The unique property will likely attract a special buyer that realizes the land-use limits and the history of conservation that Pitkin County, the Capitol Creek Caucus and individual landowners have nurtured in the area over several decades. The property will likely attract a “high net-worth, conservation buyer,” he said.

“What we’re not looking for is to waste our time with any buyers who have some kind of high-density residential, high-density resort or something like that,” Mirr said. “That is not what we’re looking for.”

A sign points the way to St. Benedict’s Monastery property on Thursday. Jordan Curet/Special to the Aspen Daily News

St. Benedict’s is overseen by St. Joseph’s Abbey in Spencer, Massachusetts, according to its website. Mirr said the owners looked at several options of what to do with the property before deciding to sell. Homeowners in the Capitol Creek Valley as well as visitors to the spiritual center have been concerned about its future and formed a group called Friends of the Monastery. They hoped to conserve as much of the property as possible.

David Chase, a member of the Friends of the Monastery, said the group has worked for the last 12-18 months to try to promote conservation options. He said he has the utmost respect for how the monks have cared for the property and the direction they decided upon.

“We respect what they want to do. It doesn’t belong to any of us,” he said. “Times change and they need to move on.”

There’s hope that as much of the property remains undeveloped as possible. Dale Will, acquisitions and projects director for Pitkin County Open Space and Trails, said the monastery is one of the “Big Four” ranches in that area that have been highly sought for conservation. The other ranches belong to the Child, Harvey and McBride families. All three ranches have been largely protected from development by voluntary actions of the families through conservation deals coordinated by Pitkin County or Aspen Valley Land Trust.

All told, 7,736 acres surrounding the monastery have been protected, Will said. Some of the conserved land abuts the monastery property.

He said he has discussed the idea of conservation easements with the monks at St. Benedict’s for decades. He remains hopeful that Pitkin County can still work toward that goal with a buyer. The open space program isn’t an eligible buyer.

“One-hundred-and-fifty million dollars is out of our range for an outright purchase,” Will said.
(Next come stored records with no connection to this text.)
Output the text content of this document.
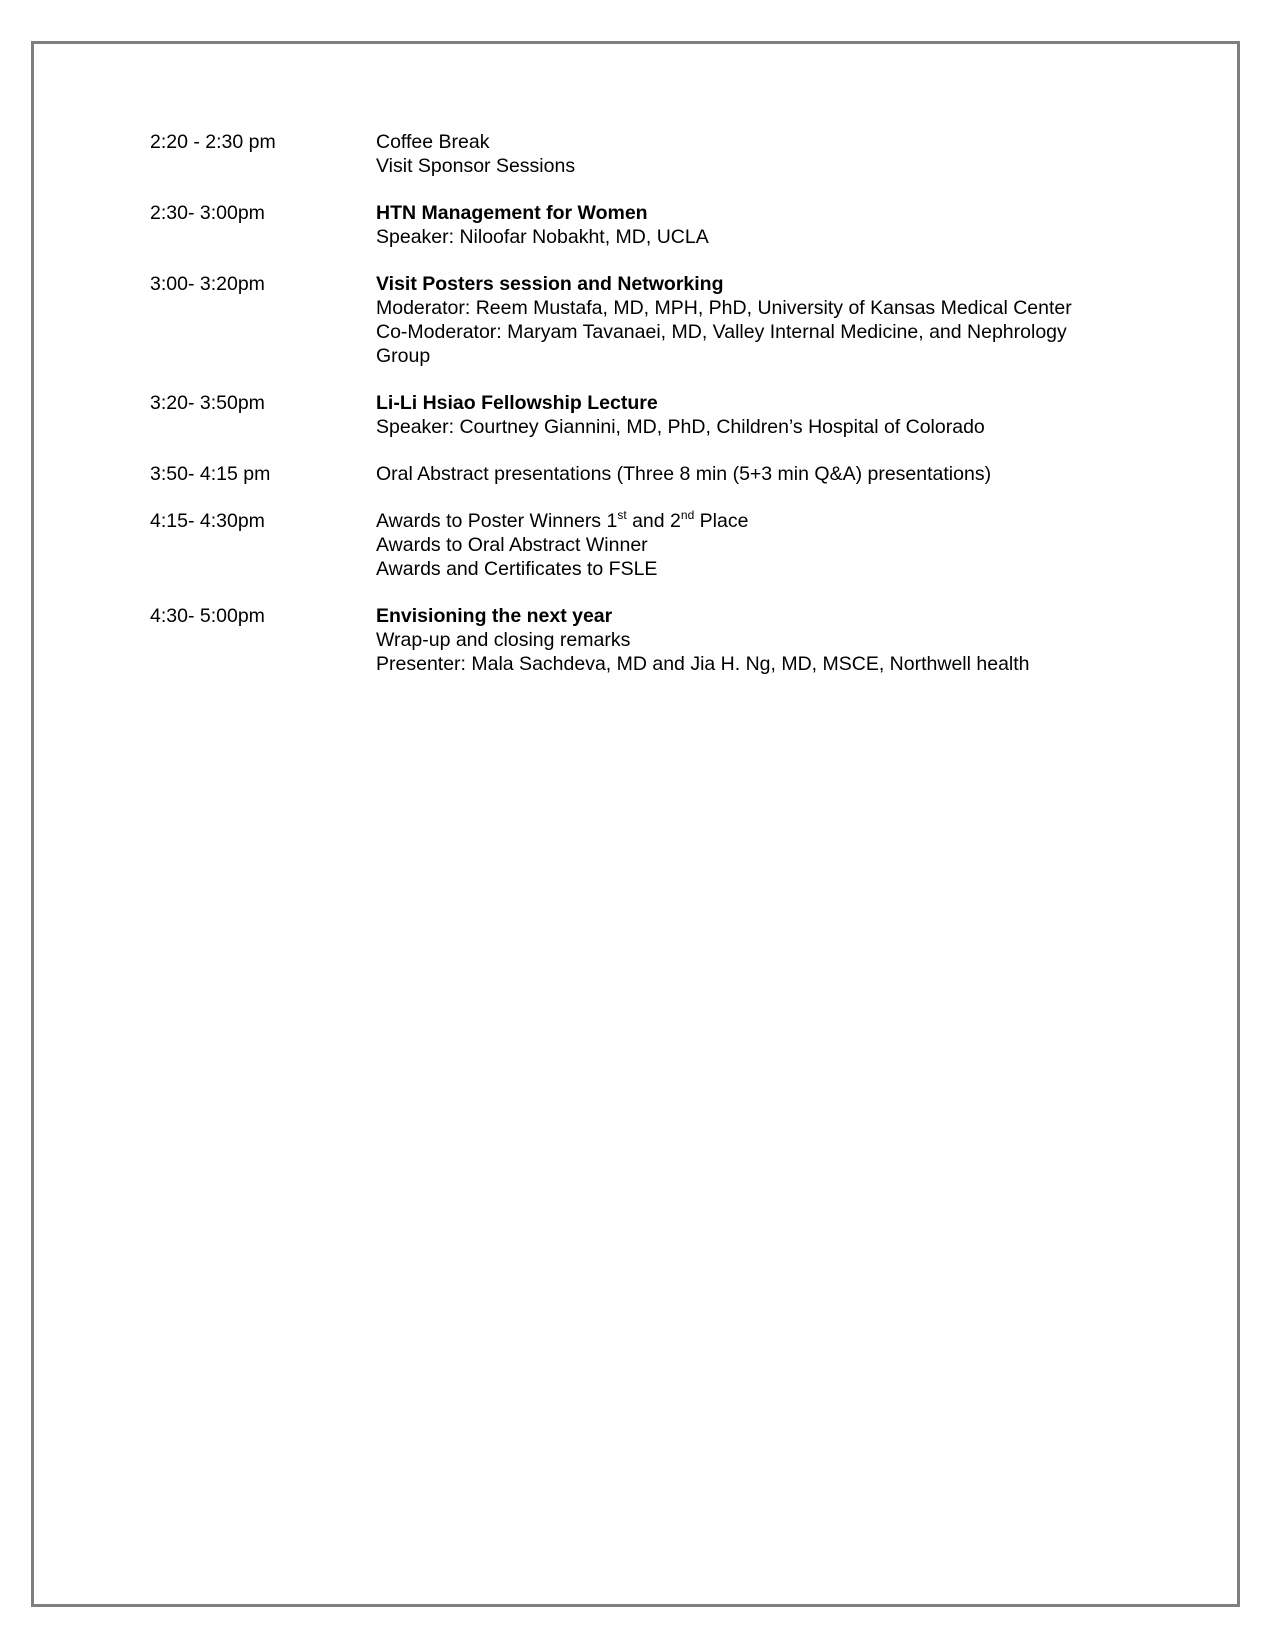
2:20 - 2:30 pm	Coffee Break
Visit Sponsor Sessions
2:30- 3:00pm	HTN Management for Women
Speaker: Niloofar Nobakht, MD, UCLA
3:00- 3:20pm	Visit Posters session and Networking
Moderator: Reem Mustafa, MD, MPH, PhD, University of Kansas Medical Center
Co-Moderator: Maryam Tavanaei, MD, Valley Internal Medicine, and Nephrology
Group
3:20- 3:50pm	Li-Li Hsiao Fellowship Lecture
Speaker: Courtney Giannini, MD, PhD, Children’s Hospital of Colorado
3:50- 4:15 pm	Oral Abstract presentations (Three 8 min (5+3 min Q&A) presentations)
4:15- 4:30pm	Awards to Poster Winners 1st and 2nd Place
Awards to Oral Abstract Winner
Awards and Certificates to FSLE
4:30- 5:00pm	Envisioning the next year
Wrap-up and closing remarks
Presenter: Mala Sachdeva, MD and Jia H. Ng, MD, MSCE, Northwell health
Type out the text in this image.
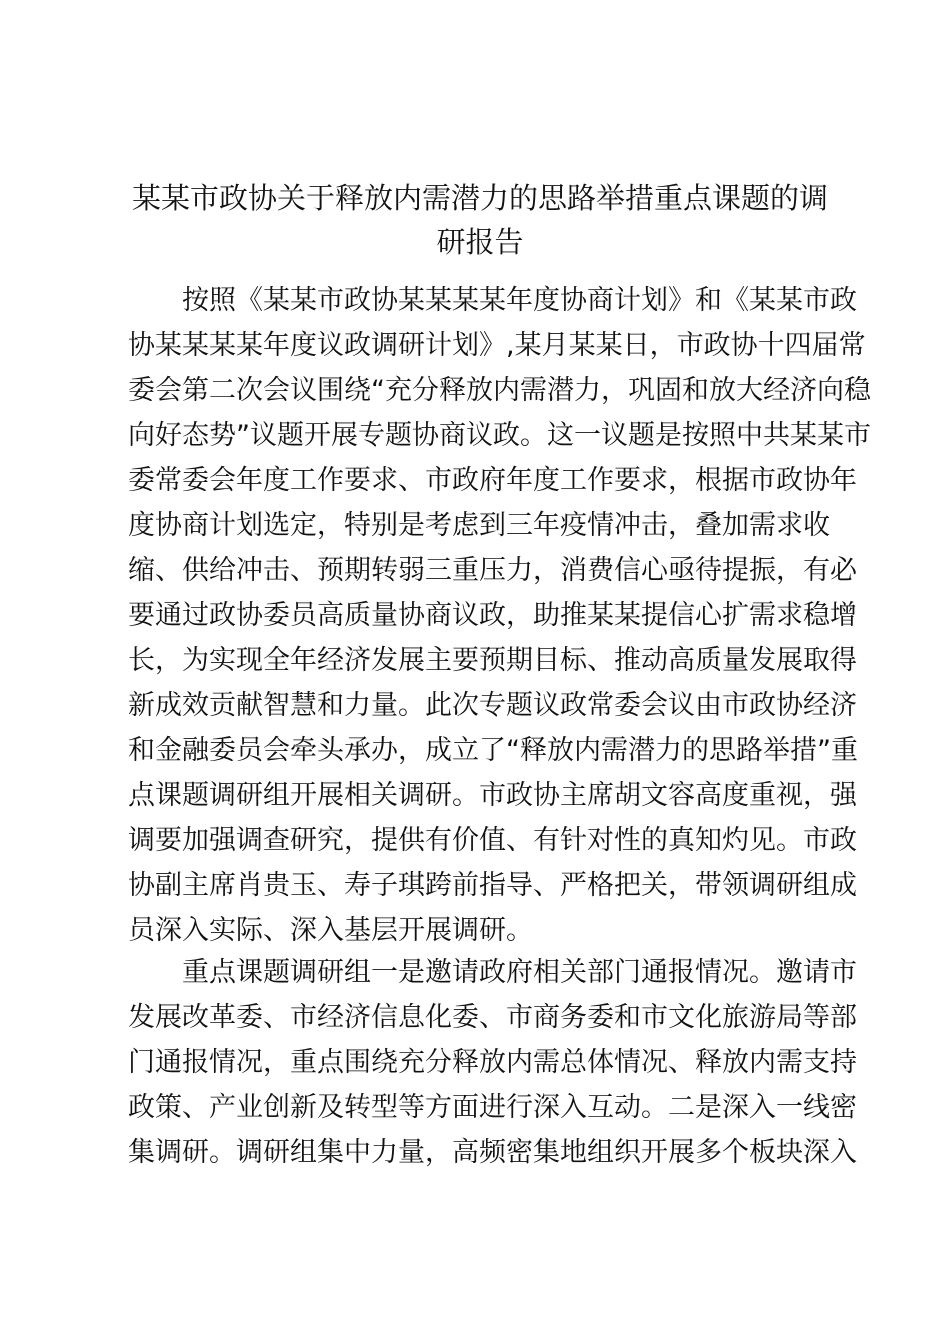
某某市政协关于释放内需潜力的思路举措重点课题的调
研报告

按照《某某市政协某某某某年度协商计划》和《某某市政
协某某某某年度议政调研计划》,某月某某日，市政协十四届常
委会第二次会议围绕“充分释放内需潜力，巩固和放大经济向稳
向好态势”议题开展专题协商议政。这一议题是按照中共某某市
委常委会年度工作要求、市政府年度工作要求，根据市政协年
度协商计划选定，特别是考虑到三年疫情冲击，叠加需求收
缩、供给冲击、预期转弱三重压力，消费信心亟待提振，有必
要通过政协委员高质量协商议政，助推某某提信心扩需求稳增
长，为实现全年经济发展主要预期目标、推动高质量发展取得
新成效贡献智慧和力量。此次专题议政常委会议由市政协经济
和金融委员会牵头承办，成立了“释放内需潜力的思路举措”重
点课题调研组开展相关调研。市政协主席胡文容高度重视，强
调要加强调查研究，提供有价值、有针对性的真知灼见。市政
协副主席肖贵玉、寿子琪跨前指导、严格把关，带领调研组成
员深入实际、深入基层开展调研。

重点课题调研组一是邀请政府相关部门通报情况。邀请市
发展改革委、市经济信息化委、市商务委和市文化旅游局等部
门通报情况，重点围绕充分释放内需总体情况、释放内需支持
政策、产业创新及转型等方面进行深入互动。二是深入一线密
集调研。调研组集中力量，高频密集地组织开展多个板块深入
The St. Benedict’s ranch in Capitol Creek Valley includes 1,000 acres of irrigated land. Courtesy of Mirr Ranch Group

The open space program closed on the largest transaction in its 33-year history earlier this year with purchase of Snowmass Falls Ranch for $34 million. That property outside of Snowmass Village also is stunning, but significantly smaller at 650 acres.

The monastery ranch features more than 5 miles of frontage along Capitol, Line and Little Elk creeks. Grand peaks such as Haystack Mountain and Mount Sopris tower over it.
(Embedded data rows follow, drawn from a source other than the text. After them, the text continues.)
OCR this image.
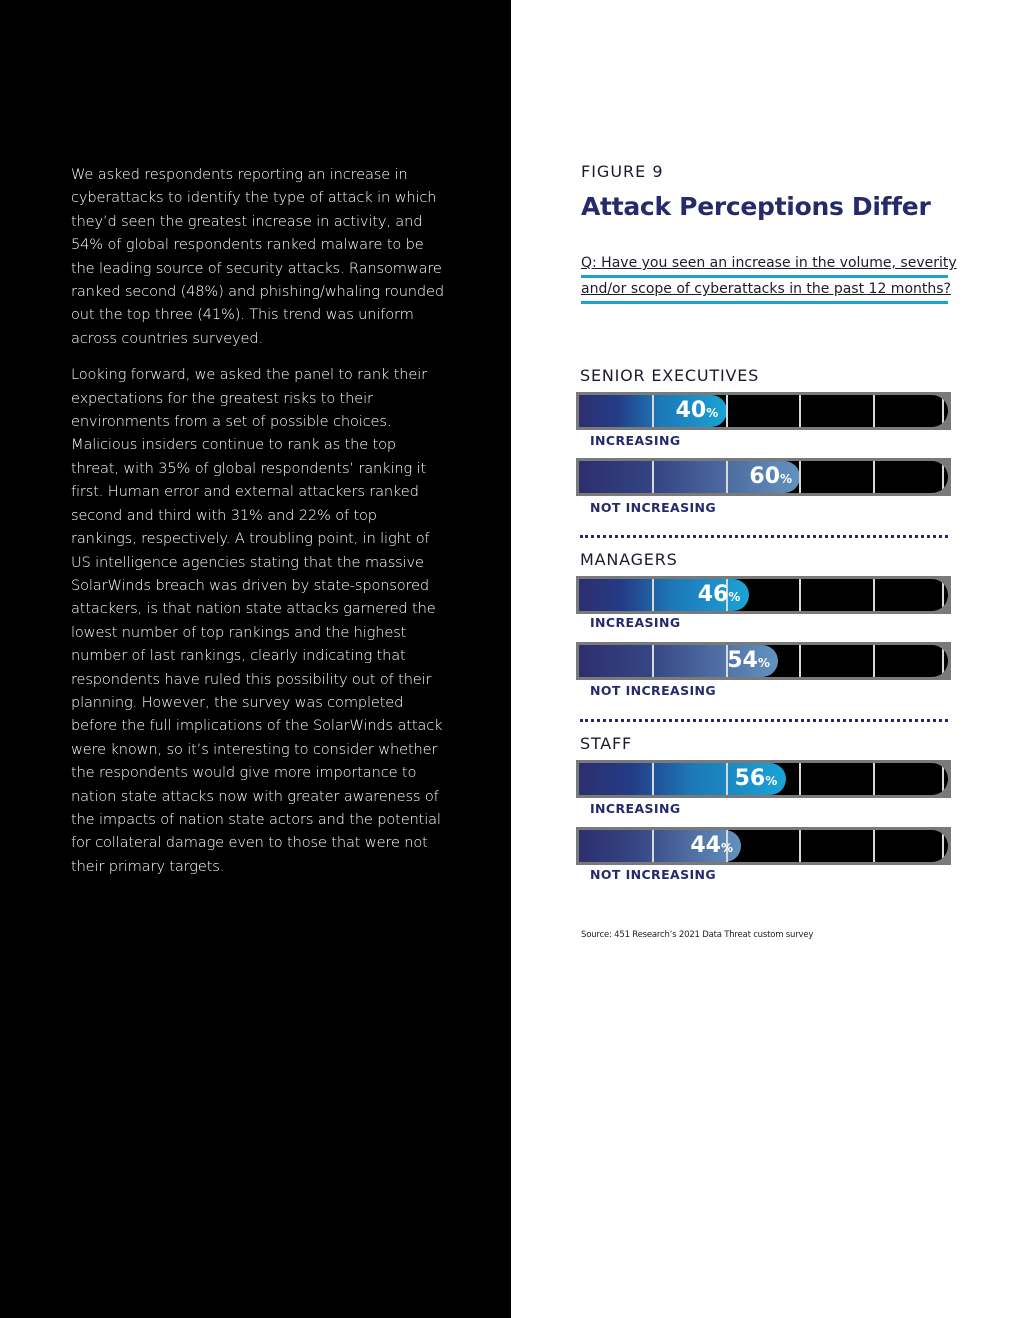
We asked respondents reporting an increase in cyberattacks to identify the type of attack in which they’d seen the greatest increase in activity, and 54% of global respondents ranked malware to be the leading source of security attacks. Ransomware ranked second (48%) and phishing/whaling rounded out the top three (41%). This trend was uniform across countries surveyed.

Looking forward, we asked the panel to rank their expectations for the greatest risks to their environments from a set of possible choices. Malicious insiders continue to rank as the top threat, with 35% of global respondents’ ranking it first. Human error and external attackers ranked second and third with 31% and 22% of top rankings, respectively. A troubling point, in light of US intelligence agencies stating that the massive SolarWinds breach was driven by state-sponsored attackers, is that nation state attacks garnered the lowest number of top rankings and the highest number of last rankings, clearly indicating that respondents have ruled this possibility out of their planning. However, the survey was completed before the full implications of the SolarWinds attack were known, so it’s interesting to consider whether the respondents would give more importance to nation state attacks now with greater awareness of the impacts of nation state actors and the potential for collateral damage even to those that were not their primary targets.

FIGURE 9
Attack Perceptions Differ
Q: Have you seen an increase in the volume, severity
and/or scope of cyberattacks in the past 12 months?
SENIOR EXECUTIVES
40%
INCREASING
60%
NOT INCREASING
MANAGERS
46%
INCREASING
54%
NOT INCREASING
STAFF
56%
INCREASING
44%
NOT INCREASING
Source: 451 Research’s 2021 Data Threat custom survey
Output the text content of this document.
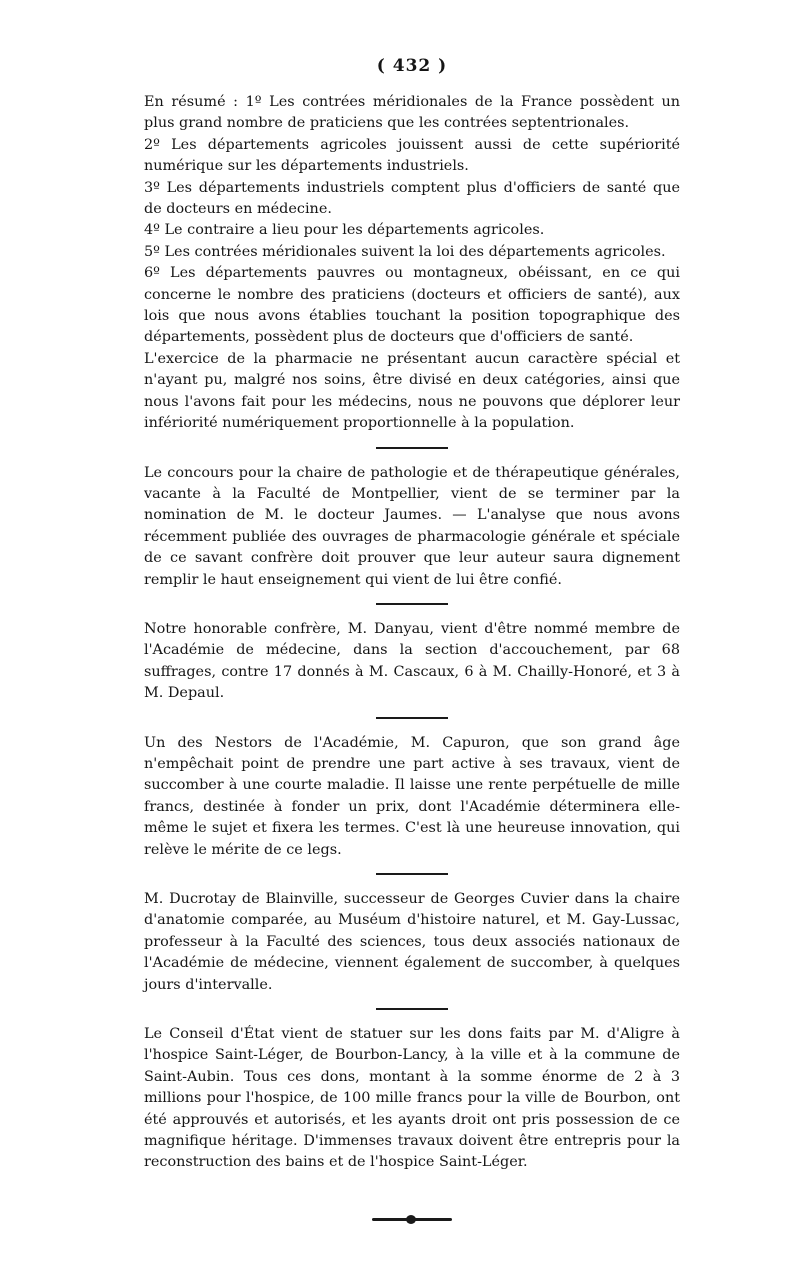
( 432 )

En résumé : 1º Les contrées méridionales de la France possèdent un plus grand nombre de praticiens que les contrées septentrionales.

2º Les départements agricoles jouissent aussi de cette supériorité numérique sur les départements industriels.

3º Les départements industriels comptent plus d'officiers de santé que de docteurs en médecine.

4º Le contraire a lieu pour les départements agricoles.

5º Les contrées méridionales suivent la loi des départements agricoles.

6º Les départements pauvres ou montagneux, obéissant, en ce qui concerne le nombre des praticiens (docteurs et officiers de santé), aux lois que nous avons établies touchant la position topographique des départements, possèdent plus de docteurs que d'officiers de santé.

L'exercice de la pharmacie ne présentant aucun caractère spécial et n'ayant pu, malgré nos soins, être divisé en deux catégories, ainsi que nous l'avons fait pour les médecins, nous ne pouvons que déplorer leur infériorité numériquement proportionnelle à la population.

Le concours pour la chaire de pathologie et de thérapeutique générales, vacante à la Faculté de Montpellier, vient de se terminer par la nomination de M. le docteur Jaumes. — L'analyse que nous avons récemment publiée des ouvrages de pharmacologie générale et spéciale de ce savant confrère doit prouver que leur auteur saura dignement remplir le haut enseignement qui vient de lui être confié.

Notre honorable confrère, M. Danyau, vient d'être nommé membre de l'Académie de médecine, dans la section d'accouchement, par 68 suffrages, contre 17 donnés à M. Cascaux, 6 à M. Chailly-Honoré, et 3 à M. Depaul.

Un des Nestors de l'Académie, M. Capuron, que son grand âge n'empêchait point de prendre une part active à ses travaux, vient de succomber à une courte maladie. Il laisse une rente perpétuelle de mille francs, destinée à fonder un prix, dont l'Académie déterminera elle-même le sujet et fixera les termes. C'est là une heureuse innovation, qui relève le mérite de ce legs.

M. Ducrotay de Blainville, successeur de Georges Cuvier dans la chaire d'anatomie comparée, au Muséum d'histoire naturel, et M. Gay-Lussac, professeur à la Faculté des sciences, tous deux associés nationaux de l'Académie de médecine, viennent également de succomber, à quelques jours d'intervalle.

Le Conseil d'État vient de statuer sur les dons faits par M. d'Aligre à l'hospice Saint-Léger, de Bourbon-Lancy, à la ville et à la commune de Saint-Aubin. Tous ces dons, montant à la somme énorme de 2 à 3 millions pour l'hospice, de 100 mille francs pour la ville de Bourbon, ont été approuvés et autorisés, et les ayants droit ont pris possession de ce magnifique héritage. D'immenses travaux doivent être entrepris pour la reconstruction des bains et de l'hospice Saint-Léger.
The property has three main structures, according to the Pitkin County Assessor’s Office record. The largest is nearly 19,000 square feet. Another is 2,288 square feet and the third is 880 square feet. There also are cabins, a barn and various agricultural buildings.
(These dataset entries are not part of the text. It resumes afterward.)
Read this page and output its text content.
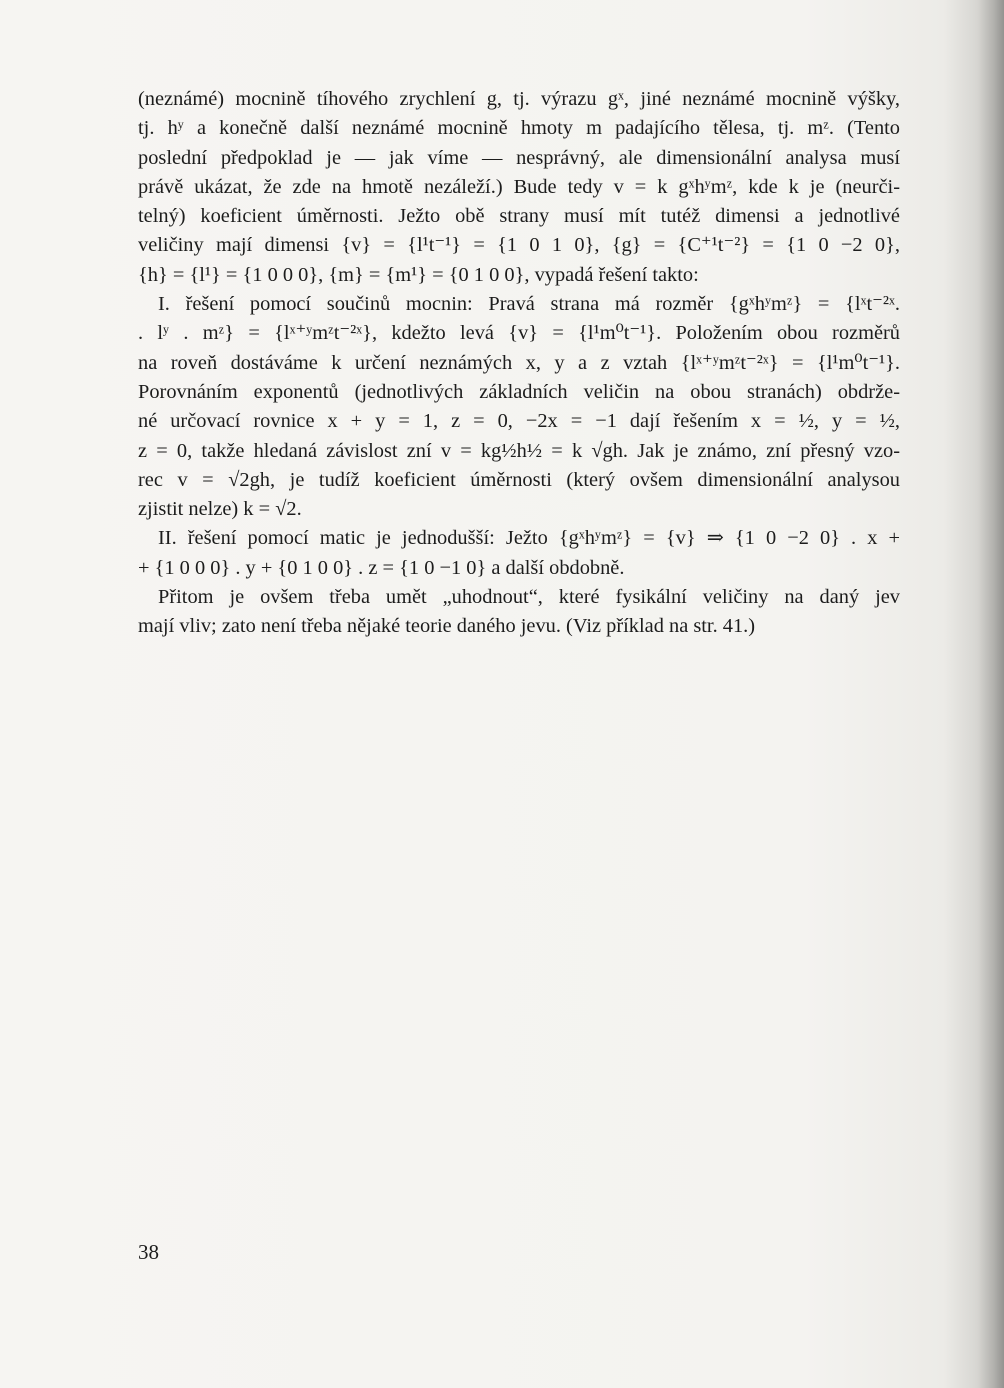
(neznámé) mocnině tíhového zrychlení g, tj. výrazu gˣ, jiné neznámé mocnině výšky,
tj. hʸ a konečně další neznámé mocnině hmoty m padajícího tělesa, tj. mᶻ. (Tento
poslední předpoklad je — jak víme — nesprávný, ale dimensionální analysa musí
právě ukázat, že zde na hmotě nezáleží.) Bude tedy v = k gˣhʸmᶻ, kde k je (neurči-
telný) koeficient úměrnosti. Ježto obě strany musí mít tutéž dimensi a jednotlivé
veličiny mají dimensi {v} = {l¹t⁻¹} = {1 0 1 0}, {g} = {C⁺¹t⁻²} = {1 0 −2 0},
{h} = {l¹} = {1 0 0 0}, {m} = {m¹} = {0 1 0 0}, vypadá řešení takto:
I. řešení pomocí součinů mocnin: Pravá strana má rozměr {gˣhʸmᶻ} = {lˣt⁻²ˣ.
. lʸ . mᶻ} = {lˣ⁺ʸmᶻt⁻²ˣ}, kdežto levá {v} = {l¹m⁰t⁻¹}. Položením obou rozměrů
na roveň dostáváme k určení neznámých x, y a z vztah {lˣ⁺ʸmᶻt⁻²ˣ} = {l¹m⁰t⁻¹}.
Porovnáním exponentů (jednotlivých základních veličin na obou stranách) obdrže-
né určovací rovnice x + y = 1, z = 0, −2x = −1 dají řešením x = ½, y = ½,
z = 0, takže hledaná závislost zní v = kg½h½ = k √gh. Jak je známo, zní přesný vzo-
rec v = √2gh, je tudíž koeficient úměrnosti (který ovšem dimensionální analysou
zjistit nelze) k = √2.
II. řešení pomocí matic je jednodušší: Ježto {gˣhʸmᶻ} = {v} ⇒ {1 0 −2 0} . x +
+ {1 0 0 0} . y + {0 1 0 0} . z = {1 0 −1 0} a další obdobně.
Přitom je ovšem třeba umět „uhodnout“, které fysikální veličiny na daný jev
mají vliv; zato není třeba nějaké teorie daného jevu. (Viz příklad na str. 41.)
38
While Pitkin County has a house-size cap of 9,250 square feet, the Capitol Creek Caucus successfully lobbied for a limit of 5,750 square feet.

Mirr said he understands that some people will be upset or saddened by news the property is listed for sale. Word of the impending listing spread this week. “I think one of the brothers mentioned this at Mass last Sunday,” he said.

Mirr said Pitkin County and the Capitol Creek Caucus have created a blueprint for what can happen in the area and the monks have established a great legacy.

“We’re trying to market in a way that’s respectful for what they’ve done and how people feel about the area,” Mirr said. “I can’t promise what’s going to happen to it.”

He said he will focus on why a person should buy the property and not necessarily what they can and cannot do.

“You should learn how to step into the shoes of being a good land steward because this is a special place with special values with great neighbors,” Mirr said. “I hope that’s possible.”